Posted on September 25th, 2019

Global Poverty in 500 Words

Global Poverty in 500 Words

One of The Etho's central goals is to learn about, and to help educate others on, the issues at stake in Fast Fashion. At its core is the issue of global poverty. There is no way that the problem of poverty on any scale can be boiled down to 500 words (let alone the 446 available after this first paragraph). So while not comprehensive, this post will define poverty, outline universally used benchmarks for wealth, distinguish inequality from poverty, and finally, provide some suggestions for taking action to curb global poverty.


Poverty, as defined by Merriam-Webster, is “the state of one who lacks a usual or socially acceptable amount of money or material possessions.” Of course, “a usual or socially acceptable amount of money or material possessions” looks differently in Austin, Texas, U.S.A., compared to Rawalpindi, Pakistan or Santiago, Chile. These countries' currencies each have different buying powers or purchasing power parity (PPP). PPP means that if all goods were bought in a common currency (let's say the dollar) their price levels would be roughly equal in the long-term across economic regions. (E.g., a Big Mac should cost roughly the same proportion or ratio of money across different currencies). That is not the case. What happens in reality, however, is that Big Mac costs $1 in the United States and the equivalent of $2 in France. The PPP exchange rate in this example is 1:2.

There is a significant difference in purchasing power between each of these countries based on the power of their currency. Even though all currencies are weighted differently, there is one number that everyone agrees on: eradicating poverty worldwide would mean that every person makes the equivalent of at least $1.90 per day (adjusted for buying power based on the PPP). This level of income does not mean that people and families are making decisions between buying the new sneakers today or buying new sneakers tomorrow. Poverty means making the decision between feeding yourself or feeding your children today. These life or death decisions are made every day by 702 million people worldwide––about one-tenth of Earth's population.

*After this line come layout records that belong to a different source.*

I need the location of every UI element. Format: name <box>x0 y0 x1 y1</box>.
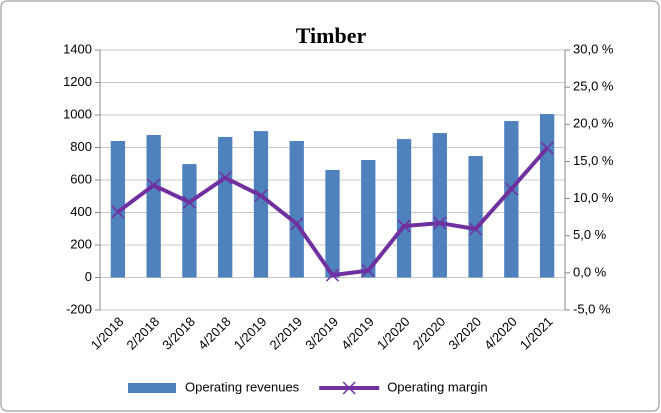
bar <box>253 131 269 278</box>
bar <box>325 169 340 278</box>
marker <box>254 189 268 203</box>
y2-tick-label: 0,0 % <box>573 264 607 279</box>
y-tick-label: 600 <box>70 171 92 186</box>
bar <box>289 141 304 278</box>
marker <box>111 205 125 219</box>
legend-label: Operating revenues <box>185 379 300 394</box>
bar <box>396 139 412 278</box>
y-tick-label: 1000 <box>63 106 92 121</box>
y-tick-label: 200 <box>70 236 92 251</box>
bar <box>218 136 233 278</box>
bar <box>146 134 161 278</box>
legend-label: Operating margin <box>387 379 487 394</box>
y2-tick-label: 25,0 % <box>573 79 614 94</box>
y-tick-label: 1200 <box>63 74 92 89</box>
y2-tick-label: 10,0 % <box>573 190 614 205</box>
marker <box>218 171 232 185</box>
marker <box>361 264 375 278</box>
bar <box>504 121 519 278</box>
y-tick-label: 0 <box>85 269 92 284</box>
legend-swatch <box>128 383 176 393</box>
y-tick-label: -200 <box>66 301 92 316</box>
legend-marker <box>342 381 356 395</box>
marker <box>433 216 447 230</box>
y-tick-label: 400 <box>70 204 92 219</box>
y2-tick-label: 20,0 % <box>573 116 614 131</box>
marker <box>182 195 196 209</box>
y2-tick-label: 30,0 % <box>573 41 614 56</box>
chart-title: Timber <box>296 23 367 48</box>
bar <box>539 114 555 278</box>
marker <box>147 178 161 192</box>
marker <box>540 141 554 155</box>
bar <box>361 160 376 278</box>
bar <box>468 155 483 278</box>
marker <box>325 268 340 282</box>
bar <box>182 164 197 278</box>
y-tick-label: 1400 <box>63 41 92 56</box>
bar <box>110 141 126 278</box>
marker <box>504 182 518 196</box>
y2-tick-label: 15,0 % <box>573 153 614 168</box>
marker <box>290 217 304 231</box>
bar <box>432 133 447 278</box>
y2-tick-label: -5,0 % <box>573 301 611 316</box>
y2-tick-label: 5,0 % <box>573 227 607 242</box>
y-tick-label: 800 <box>70 139 92 154</box>
marker <box>397 219 411 233</box>
marker <box>469 222 483 236</box>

The U.S. dollar benchmark is convenient for economists and residents of the United States. And there is poverty in the United States, but it has historically been more widespread in the Global South, disproportionately affecting women and children (the same population often working in the fashion textiles industry). These women and children are not only in foreign places, speaking in distant dialects, but also in the United States and in China trying to forge a way forward for themselves and their families. The world is interconnected by fast fashion manufacturing and sales cycles, with textile moving from New Zealand to Bangladesh to France to the trash or the ocean. Still, living in a nominally rich country does not mean you cannot experience poverty.


Wealth is relative.

If you currently make $1million but your neighbor makes $10million, you are going to think differently about where you stand compared to neighbors who both make $50,000. According to HUD, you can be a family making six figures in Northern California and still be considered low income. Making $100,000 per year divides out to approximately $273.97 per day––significantly higher than the $1.90 globally accepted as the poverty line.

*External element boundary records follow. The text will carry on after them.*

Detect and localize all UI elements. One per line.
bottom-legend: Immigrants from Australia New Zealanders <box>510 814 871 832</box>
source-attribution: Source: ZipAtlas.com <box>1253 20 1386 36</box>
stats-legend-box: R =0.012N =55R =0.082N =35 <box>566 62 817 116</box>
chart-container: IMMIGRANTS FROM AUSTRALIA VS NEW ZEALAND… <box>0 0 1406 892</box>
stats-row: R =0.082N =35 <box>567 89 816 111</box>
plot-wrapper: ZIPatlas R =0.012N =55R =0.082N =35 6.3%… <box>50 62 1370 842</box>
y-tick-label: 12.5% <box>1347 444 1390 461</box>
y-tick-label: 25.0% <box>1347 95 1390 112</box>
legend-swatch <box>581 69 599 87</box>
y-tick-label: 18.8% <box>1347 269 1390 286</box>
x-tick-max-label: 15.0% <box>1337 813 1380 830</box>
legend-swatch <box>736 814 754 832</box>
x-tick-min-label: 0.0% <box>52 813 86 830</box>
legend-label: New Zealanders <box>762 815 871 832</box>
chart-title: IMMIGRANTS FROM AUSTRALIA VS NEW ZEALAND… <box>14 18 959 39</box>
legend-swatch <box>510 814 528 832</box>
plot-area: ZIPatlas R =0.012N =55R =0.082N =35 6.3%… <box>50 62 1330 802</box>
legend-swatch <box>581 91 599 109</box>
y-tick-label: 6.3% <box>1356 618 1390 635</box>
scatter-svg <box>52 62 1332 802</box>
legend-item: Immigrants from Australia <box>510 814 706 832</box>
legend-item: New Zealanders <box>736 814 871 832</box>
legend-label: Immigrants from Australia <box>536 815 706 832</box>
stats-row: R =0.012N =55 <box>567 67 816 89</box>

Obviously, wealth is relative.

Another wealth indicator is inequality. Inequality is the imbalance or unequal distribution in a system. Socially, inequality is seen more readily than poverty because there is always someone with whom you can compare yourself in a particular way. Oxfam says that economic inequality is a major risk to human progress and political stability. With almost half of the world's wealth in the hands of 1% of the population, there is a real national security concern in the United States. Clearly, neither poverty nor vast inequality is going to abate tomorrow, nor, most likely, by the ambitious 2030 deadline championed by the World Bank, the UN Department of Economic and Social Affairs (UNDESA), and its Development Programme (UNDP).


Even if poverty and gross inequality cannot be solved or eradicated immediately, there are steps to curb their impacts and improve the lives of many people. Just like in fashion, there is no one-size-fits-all solution, nor is faster necessarily better. There are many questions and their answers can be daunting; but here are 4 concrete actions you can take right now:

  1. Contact your government officials about raising the minimum wage (you can find your elected officials in the United States HERE!).
  2. Make a personal commitment to participate in and support Slow Fashion.
  3. Donate your gently used textbooks to schools abroad through organizations like Books For Africa.
  4. Spread awareness about how and why to combat global poverty. You're now armed with resources, numbers, and new ideas––you can do this!